The month of June commemorates a turning point in many countries’ LGBTQ+ history. In the U.S., the Stonewall Riots mark this turning point.
The Stonewall Inn is a gay bar located in Greenwich Village. Before the riots, the police routinely raided the Mafia-run gay bars to harass or detain members of the LGBTQ+ community. On the morning of June 28, 1969, a surprise raid took place at the Stonewall Inn. The angry patrons and neighborhood residents, fed up with the constant police harassment and social discrimination, gathered outside the bar and became increasingly agitated about the police aggressively manhandling people. Soon afterward, the onlookers began to throw objects – pennies, bottles, and cobble stones – at the police. The full-blown riot continued for five more days, involving thousands of people clashing with law enforcement on Christopher Street and neighboring roads. The fabulous Marsha P. Johnson, a Black drag queen, is credited for throwing the first stone – although she’s never confirmed it.

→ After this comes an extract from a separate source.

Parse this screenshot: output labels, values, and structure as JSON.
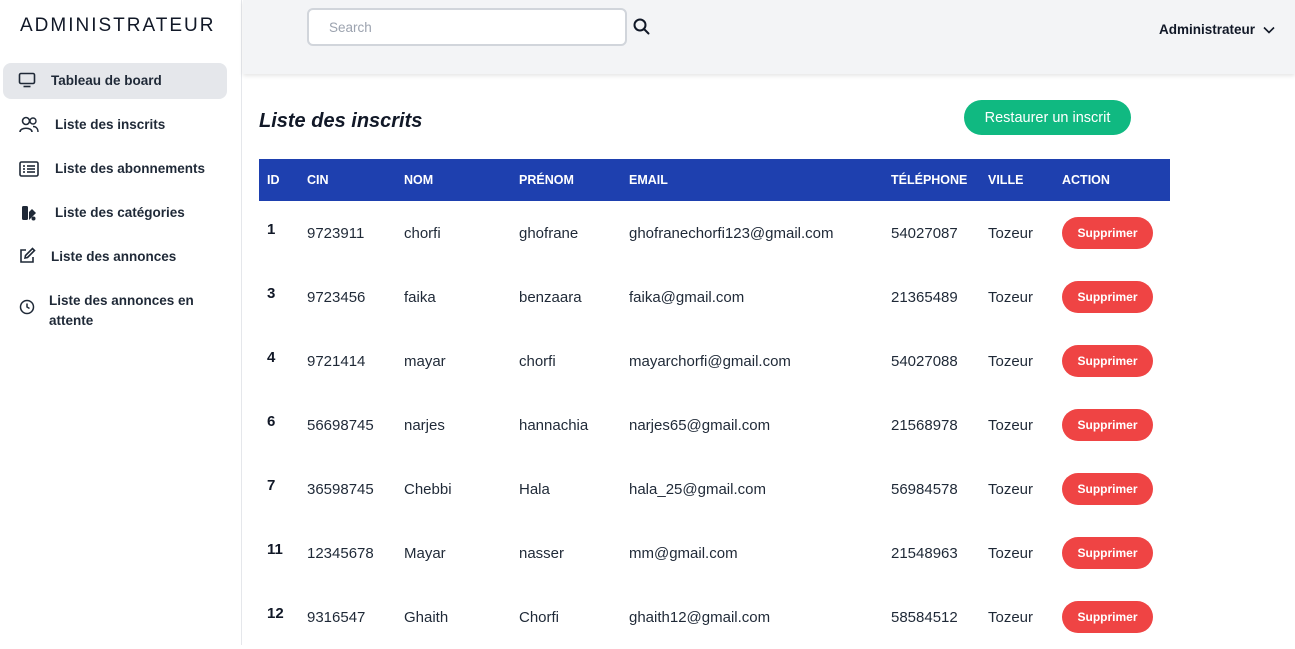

Stonewall Riots served as a catalyst for gay rights movements, like the Gay Liberation Front (GLF), Human Rights Campaign, GLAAD, and PFLAG that continue the efforts of the Mattachine Society and Daughters of Bilitis. On the one-year anniversary of the Stonewall Riots, the GLF organised “Christopher Street Liberation Day” – the first gay pride parade in the U.S. Today, pride parades take place all over the world to bolster LGBTQ+ rights as well as promote visibility and equality of that community. Additionally, the rainbow flag is recognised across the world as a symbol of celebration of the LGBTQ+ community.
Thus far, three presidents have officially declared a pride month: Bill Clinton, Barack, Obama, and more recently, Joe Biden. In 2016, the site of the riots – Stonewall Inn, Christopher Park, and the surrounding streets and sidewalks – was turned into a national monument by President Barack Obama.